For the full source code (there really isn't much to it), you can see the code in the GitHub repo for the presentation: DevelopingMobileAppsWithPhoneGap/tree/master/labs/6_accelerometer
Archived Comments
Thanks - I do find that if I use a frequency of 200 then the shake event fires multiple times - e.g. 3 times on Ripple Emulator and on my Android S4. I set it to 500 and it seems to only fire once. Is it possible to adapt the code to only fire once and then not fire again if it is within a small period of time (after a few seconds it should keep listening)
It is kind of cheesy, but use a global var: paused
When you begin the shake do:
paused=true;
window.setTimeout(clearPause, 2000);
clearPause will set paused to false. And before you do your shake. check if paused is true.
Thanks, that worked. It is very sensitive!
have you got a version of this with angular and ngcordova working?
No, but honestly, it's one event handler and a func to determine if it was a shake. Fairly trivial, right?
I havent been able to understand how ngCordova plugin works so I know if seems easy for you but I havent grasped this on yet.
How ngCordova works in general? It's mainly a Angular-friendly promisey- version of Cordova stuff. If you don't understand ngCordova in general, I'd suggest their docs of course.
I know how to implement all their plugins.
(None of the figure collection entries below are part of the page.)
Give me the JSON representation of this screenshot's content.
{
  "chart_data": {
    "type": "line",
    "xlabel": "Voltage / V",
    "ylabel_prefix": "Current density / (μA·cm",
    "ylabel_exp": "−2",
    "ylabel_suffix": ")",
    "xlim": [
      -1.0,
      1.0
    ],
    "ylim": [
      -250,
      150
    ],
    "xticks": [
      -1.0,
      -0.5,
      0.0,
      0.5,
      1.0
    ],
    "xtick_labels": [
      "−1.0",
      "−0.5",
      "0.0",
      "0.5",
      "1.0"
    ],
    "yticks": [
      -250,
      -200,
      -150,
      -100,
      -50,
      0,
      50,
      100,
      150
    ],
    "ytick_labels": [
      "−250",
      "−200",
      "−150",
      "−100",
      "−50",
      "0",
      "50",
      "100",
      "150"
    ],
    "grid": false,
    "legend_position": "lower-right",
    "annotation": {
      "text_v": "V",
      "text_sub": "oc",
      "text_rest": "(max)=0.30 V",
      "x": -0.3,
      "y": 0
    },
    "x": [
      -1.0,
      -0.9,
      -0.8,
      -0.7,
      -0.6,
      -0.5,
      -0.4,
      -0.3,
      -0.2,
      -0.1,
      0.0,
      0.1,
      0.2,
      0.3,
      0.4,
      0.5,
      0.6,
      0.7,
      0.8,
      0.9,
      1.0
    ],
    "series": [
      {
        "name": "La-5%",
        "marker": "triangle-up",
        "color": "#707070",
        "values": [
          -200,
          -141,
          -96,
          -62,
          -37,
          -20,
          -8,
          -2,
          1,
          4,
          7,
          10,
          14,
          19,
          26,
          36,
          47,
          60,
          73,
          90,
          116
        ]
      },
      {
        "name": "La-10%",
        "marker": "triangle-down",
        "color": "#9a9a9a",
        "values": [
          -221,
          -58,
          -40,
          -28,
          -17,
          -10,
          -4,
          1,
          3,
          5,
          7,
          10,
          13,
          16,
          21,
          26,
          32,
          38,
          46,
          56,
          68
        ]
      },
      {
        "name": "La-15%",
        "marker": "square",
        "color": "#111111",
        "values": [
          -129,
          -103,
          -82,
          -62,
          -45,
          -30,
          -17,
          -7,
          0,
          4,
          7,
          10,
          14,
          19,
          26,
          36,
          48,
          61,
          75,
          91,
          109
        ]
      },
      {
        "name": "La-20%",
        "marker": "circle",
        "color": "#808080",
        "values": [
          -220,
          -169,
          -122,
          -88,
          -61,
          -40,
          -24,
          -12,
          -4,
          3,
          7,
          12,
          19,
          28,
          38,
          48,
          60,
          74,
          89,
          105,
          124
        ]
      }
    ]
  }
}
Its just the device motion I cant seem to get anything to fire with it.
Well when you tried, what error did you get?
thats the thing in ripple it tells me it detect device motion of undefined because ngCordova plugins dont work in ripple. and when I run it on a device I cant see anything that is going on no alerts are firing at all.
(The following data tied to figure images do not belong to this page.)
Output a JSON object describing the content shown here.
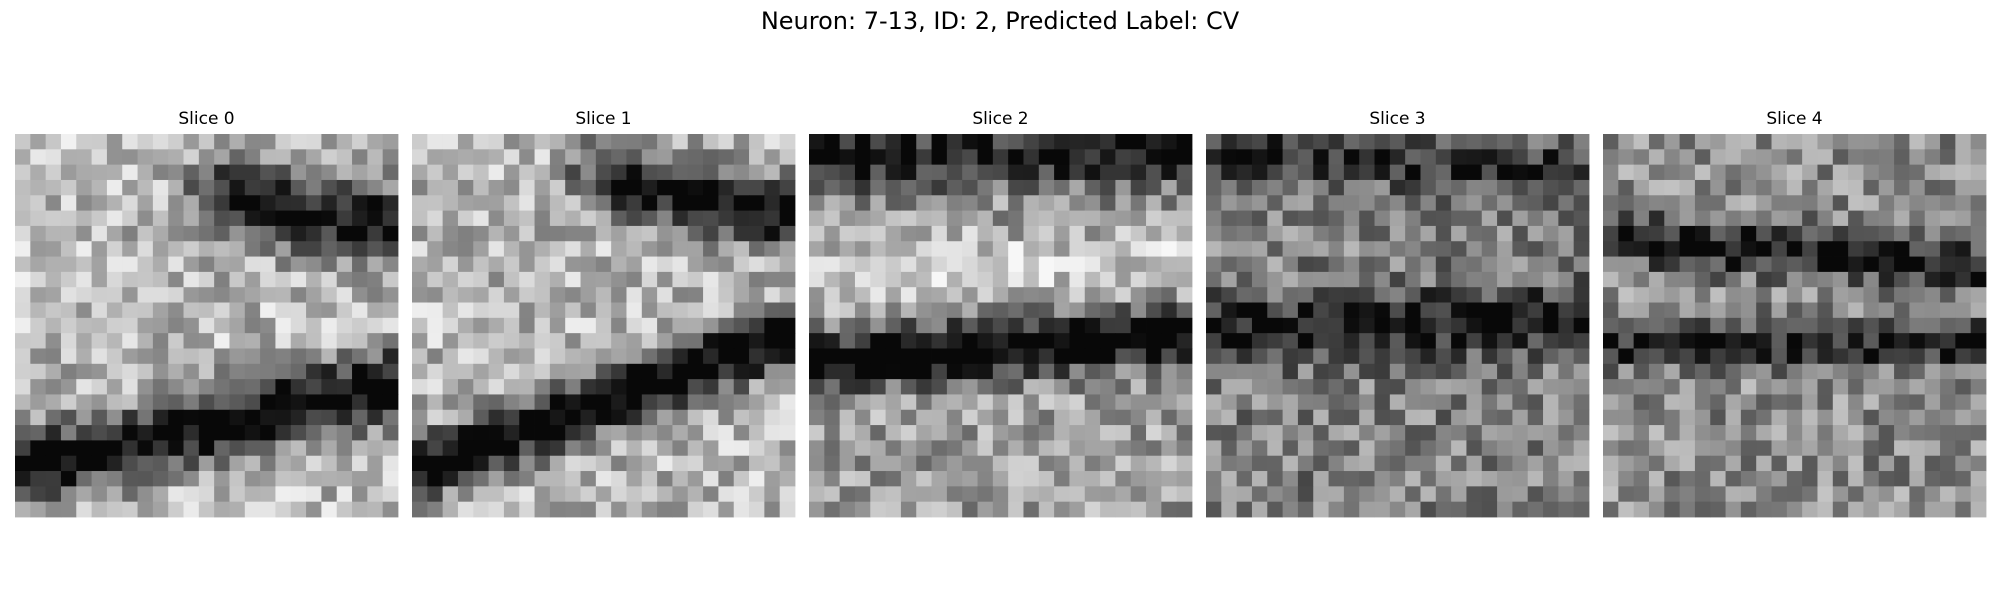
{
  "title": "Neuron: 7-13, ID: 2, Predicted Label: CV",
  "panels": [
    {
      "title": "Slice 0"
    },
    {
      "title": "Slice 1"
    },
    {
      "title": "Slice 2"
    },
    {
      "title": "Slice 3"
    },
    {
      "title": "Slice 4"
    }
  ]
}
Ok, well first off, I'd remove Ripple from the picture as it is quite old. If you don't know how to debug, you need to learn about remote debugging. Chrome and Safari make this easy and powerful. If you go to the About Me page on this blog, look at my list of articles, and I've got two covering these features. It will help quite a bit.
thanks I will try; I have used the adobe debugger but that doesnt work becuase of angular.
What Adobe debugger?
with phonegap you can build your app through adobe build and there you can select to allow debugging then when you deploy the app and you can debug it on your computer while it is on the device. But this isnt working with angular yet. its called weinre I think.
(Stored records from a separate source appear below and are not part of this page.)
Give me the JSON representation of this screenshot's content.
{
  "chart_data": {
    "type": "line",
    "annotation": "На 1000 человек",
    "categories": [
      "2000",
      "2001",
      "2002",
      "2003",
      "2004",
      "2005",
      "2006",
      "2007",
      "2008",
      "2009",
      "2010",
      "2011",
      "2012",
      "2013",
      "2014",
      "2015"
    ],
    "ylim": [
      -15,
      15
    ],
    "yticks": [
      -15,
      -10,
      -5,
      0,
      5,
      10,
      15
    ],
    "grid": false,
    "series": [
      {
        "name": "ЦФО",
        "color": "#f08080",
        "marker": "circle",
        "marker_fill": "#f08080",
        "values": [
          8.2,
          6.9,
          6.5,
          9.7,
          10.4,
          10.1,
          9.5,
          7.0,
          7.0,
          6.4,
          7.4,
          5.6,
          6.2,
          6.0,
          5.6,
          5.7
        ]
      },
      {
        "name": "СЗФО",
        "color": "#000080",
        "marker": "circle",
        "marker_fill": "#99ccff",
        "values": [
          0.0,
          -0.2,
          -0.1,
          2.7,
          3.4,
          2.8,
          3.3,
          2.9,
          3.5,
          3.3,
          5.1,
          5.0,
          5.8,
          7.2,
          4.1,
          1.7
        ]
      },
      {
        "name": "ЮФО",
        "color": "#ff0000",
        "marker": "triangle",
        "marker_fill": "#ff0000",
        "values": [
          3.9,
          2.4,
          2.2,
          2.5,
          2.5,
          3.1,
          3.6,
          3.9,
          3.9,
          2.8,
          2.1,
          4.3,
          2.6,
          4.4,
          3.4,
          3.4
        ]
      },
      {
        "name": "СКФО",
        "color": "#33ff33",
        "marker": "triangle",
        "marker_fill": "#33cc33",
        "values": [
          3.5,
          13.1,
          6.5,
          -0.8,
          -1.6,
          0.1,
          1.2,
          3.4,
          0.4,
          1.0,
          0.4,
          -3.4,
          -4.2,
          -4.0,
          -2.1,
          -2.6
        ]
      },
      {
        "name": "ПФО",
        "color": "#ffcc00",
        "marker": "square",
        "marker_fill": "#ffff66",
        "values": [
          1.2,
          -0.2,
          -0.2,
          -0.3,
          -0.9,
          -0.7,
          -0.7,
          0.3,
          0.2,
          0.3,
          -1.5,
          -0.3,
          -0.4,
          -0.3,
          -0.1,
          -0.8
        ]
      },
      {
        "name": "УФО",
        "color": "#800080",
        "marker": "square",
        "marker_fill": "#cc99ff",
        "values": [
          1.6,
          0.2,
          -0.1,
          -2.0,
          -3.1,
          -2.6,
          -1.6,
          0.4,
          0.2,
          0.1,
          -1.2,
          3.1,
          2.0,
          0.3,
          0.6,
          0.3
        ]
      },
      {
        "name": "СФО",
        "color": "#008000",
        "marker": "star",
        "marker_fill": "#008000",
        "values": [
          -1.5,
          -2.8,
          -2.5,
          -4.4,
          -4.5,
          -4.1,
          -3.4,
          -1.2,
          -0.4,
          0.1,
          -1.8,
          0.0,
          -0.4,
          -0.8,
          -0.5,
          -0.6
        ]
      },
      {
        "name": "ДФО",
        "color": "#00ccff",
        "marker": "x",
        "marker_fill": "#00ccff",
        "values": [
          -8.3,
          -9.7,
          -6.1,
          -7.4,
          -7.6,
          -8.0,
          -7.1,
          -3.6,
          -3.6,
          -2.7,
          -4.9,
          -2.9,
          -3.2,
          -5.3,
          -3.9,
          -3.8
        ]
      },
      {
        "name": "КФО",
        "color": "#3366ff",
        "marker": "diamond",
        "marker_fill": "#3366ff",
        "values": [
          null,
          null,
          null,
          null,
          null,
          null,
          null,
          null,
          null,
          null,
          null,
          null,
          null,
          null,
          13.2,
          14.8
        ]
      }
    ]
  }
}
I also looked at your about me page and I know of edge, and I dont have a make. I will have to look at the code again and try see how I can get a response of some sorts.
http://ngcordova.com/docs/p...
thats the example code that I cant get to fire off any time let alone after a shake.
Oh wow, you mean Adobe PhoneGap Builder. Ok. "Adobe Debugger" didn't mean anything to me. So yes, it uses Weinre, and that was made *before* remote debugging was an option. You only use it if you are using a device not supported by remote debugging. Trust me - check out my articles. :)
I see a potential issue with your code:
if(deltaX + deltaY + deltaZ > 3) {
That probably won't add deltaX, deltaY and deltaZ and then see if the value is greater than 3 - it most likely adds deltaX, deltaY and "deltaZ > 3", which may be 1 or 0 depending on whether or not deltaZ is greater than three.
The code below will produce the desired result:
if((deltaX + deltaY + deltaZ) > 3) {
As a programming lecturer once told me, parentheses are free, never rely on order of operations.
From what I see here, https://developer.mozilla.o..., it looks like addition takes priority. Did you test? You are right though that parenthesis wouldn't hurt.
I stand corrected. Even in C it seems addition takes priority. Thanks, I learned something new today.